Hanna and Liv, harassed and unsafe, set The Royal Hotel ablaze in a fiery act of defiance, symbolizing their stand against misogyny in a remote Australian town.
In this thrilling ride directed by Kitty Green, "The Royal Hotel" is a tale loosely inspired by the 2016 documentary, 'Hotel Coolgardie' by Pete Gleeson. The story follows two Canadian backpackers, Hanna and Liv, who, in desperate need of cash, take up a job as barmaids in a remote Australian mining town. However, the journey takes a dark and unsettling turn as they confront an atmosphere of discomfort and danger due to the bar patrons. As the tension escalates, the burning question lingers – why do Hanna and Liv decide to burn down the hotel? Let's explore the details and decode the ending of 'The Royal Hotel.' (Warning: Spoilers ahead!)

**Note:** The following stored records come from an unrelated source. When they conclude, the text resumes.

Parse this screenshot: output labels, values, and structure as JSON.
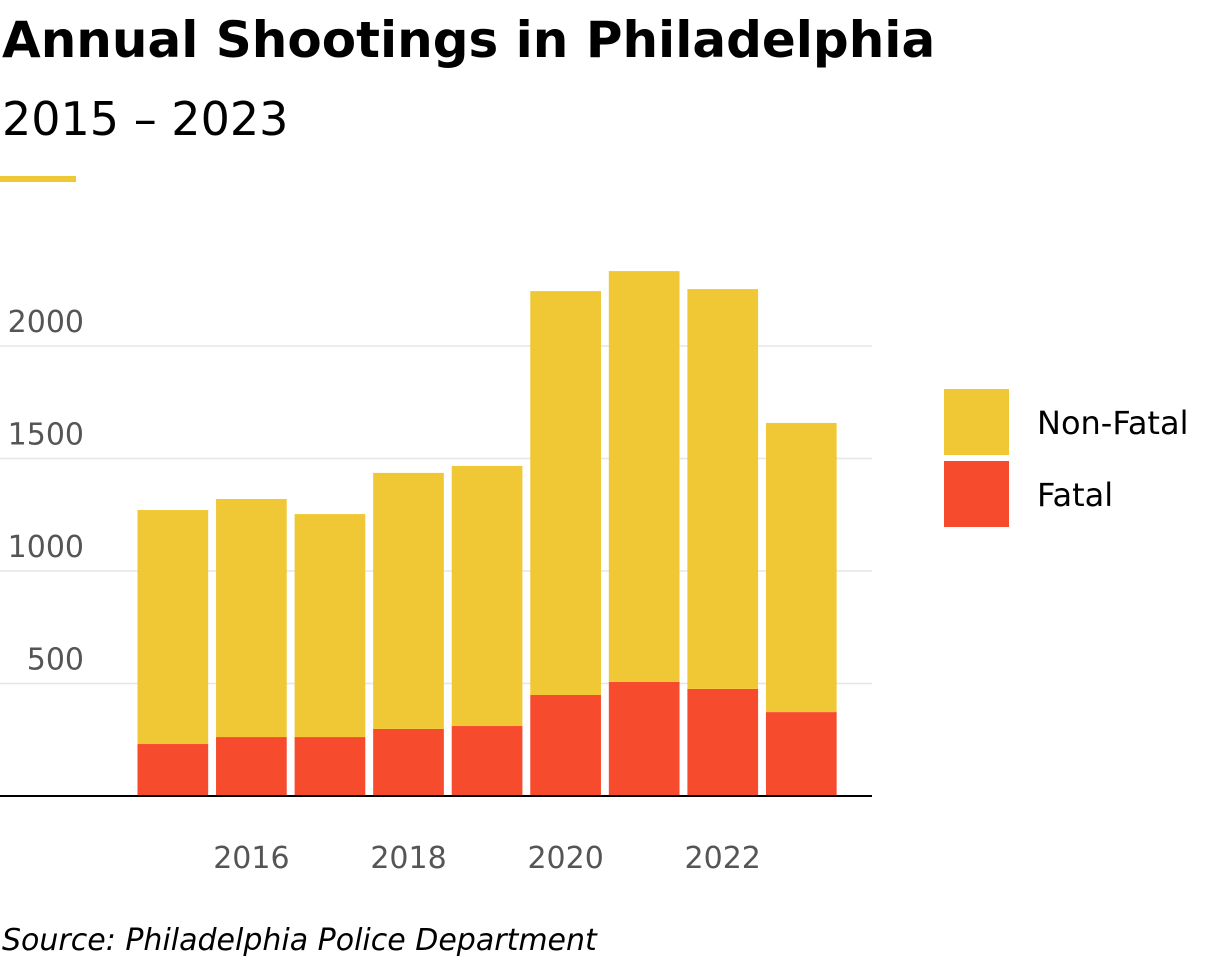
{
  "chart_data": {
    "type": "stacked-bar",
    "title": "Annual Shootings in Philadelphia",
    "subtitle": "2015 – 2023",
    "source": "Source: Philadelphia Police Department",
    "x": [
      2015,
      2016,
      2017,
      2018,
      2019,
      2020,
      2021,
      2022,
      2023
    ],
    "xlim": [
      2012.8,
      2023.9
    ],
    "xticks": [
      2016,
      2018,
      2020,
      2022
    ],
    "ylim": [
      0,
      2400
    ],
    "yticks": [
      500,
      1000,
      1500,
      2000
    ],
    "grid": true,
    "legend": "right",
    "series": [
      {
        "name": "Fatal",
        "color": "#f74b2e",
        "values": [
          231,
          262,
          262,
          298,
          311,
          449,
          507,
          476,
          373
        ]
      },
      {
        "name": "Non-Fatal",
        "color": "#f0c836",
        "values": [
          1040,
          1058,
          991,
          1138,
          1156,
          1795,
          1826,
          1777,
          1285
        ]
      }
    ]
  }
}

Hanna and Liv, two adventurous backpackers from Canada, find themselves in need of money during their journey across Australia. In their quest for survival, they accept a job as barmaids in a remote Australian mining town. Hanna initially hesitates, questioning the wisdom of this decision, but Liv's persuasiveness prevails, convincing Hanna that this opportunity is their lifeline. Their journey lands them in a Western Australian town near Perth, where they are welcomed by Carol, who drives them to the Royal Hotel. It's at this pub that they meet two English women who are about to finish their stint as barmaids.
Their induction into the life of the Royal Hotel comes courtesy of Billy, the pub owner, who hurriedly prepares them for their new roles. But the reality of their new environment becomes clear quite quickly – the bar patrons can be overwhelming, making inappropriate comments and unwanted advances towards Hanna and Liv. Hanna begins to question her decision as she feels unsafe due to the predatory behavior of the patrons, especially one unsettling figure, Dolly.
Hanna attempts to convince Liv to leave the hotel, citing concerns about their safety, but Liv insists on staying a bit longer to accumulate the funds they need for their backpacking journey. Amidst all this chaos, Liv starts to bond with Teeth, a seemingly kind-hearted bar patron, and Hanna finds herself growing closer to Matty, who had previously made lewd comments about her.
The situation spirals out of control when Dolly creates a scene at the bar, prompting Hanna to lock herself and a drunken Liv in their bedroom. However, an unexpected visitor, a snake, forces them to seek Dolly's assistance. Meanwhile, Billy's drinking problem worsens, and he neglects to pay the wages owed to the women. An argument with his girlfriend, Carol, who is also the pub's cook, escalates, leading to a serious injury to Billy, forcing Carol to rush him to the hospital. This leaves Hanna and Liv in charge of the pub, a responsibility they hadn't anticipated.
As 'The Royal Hotel' nears its climax, Carol advises Hanna and Liv to make as much money as they can and leave over the weekend. On their final night at the Royal Hotel, Hanna arranges a party to celebrate Liv's birthday, with the regular patrons in attendance. However, this festive atmosphere takes a dark turn when Dolly attempts to take advantage of a drunk Liv. Hanna intervenes to protect her friend, which results in a confrontation and leads to Hanna injuring her face during a scuffle with Matty.
The situation worsens as Teeth fights Dolly to claim Liv for himself, further agitating her. In the movie's closing moments, Hanna and Liv release their pent-up frustration and start destroying things inside the pub. The breaking of bottles and glasses reaches a climax when they set the Royal Hotel ablaze before departing.
Throughout the film, we witness the relentless harassment that Hanna and Liv endure at the hands of the Royal Hotel's patrons. The behavior directed at them is not just casual but deeply entrenched in the culture of the town. From the moment they arrive, the bar patrons objectify Hanna and Liv, leaving them feeling violated and unsafe.
The bar patrons, including Dolly, Matty, and Teeth, seem to be accustomed to getting their way with women and are unaccustomed to hearing the word "no." Hanna and Liv, however, refuse to passively accept this treatment. They take offense at the behavior, but in their isolated and helpless situation, they are left with few options.
The breaking point arrives during Liv's birthday party when the men cross all bounds, making an open attempt to exploit her while physically harming Hanna. This traumatic experience finally jolts the women into action.
In the end, Hanna and Liv decide to retaliate against the oppressive and predatory men who have made their lives a living nightmare. The fire that consumes the Royal Hotel is a symbol of their revolt against the blatant misogyny and sexism that prevails in the town. It's a powerful, cathartic moment when they take a stand against the regressive and offensive behavior towards women.
The burning of the Royal Hotel serves as a testament to the strength of Hanna and Liv, who, in the face of adversity, find the courage to stand up against their tormentors. It's a statement that transcends the boundaries of the screen, echoing the need to confront and challenge toxic behaviors wherever they may exist.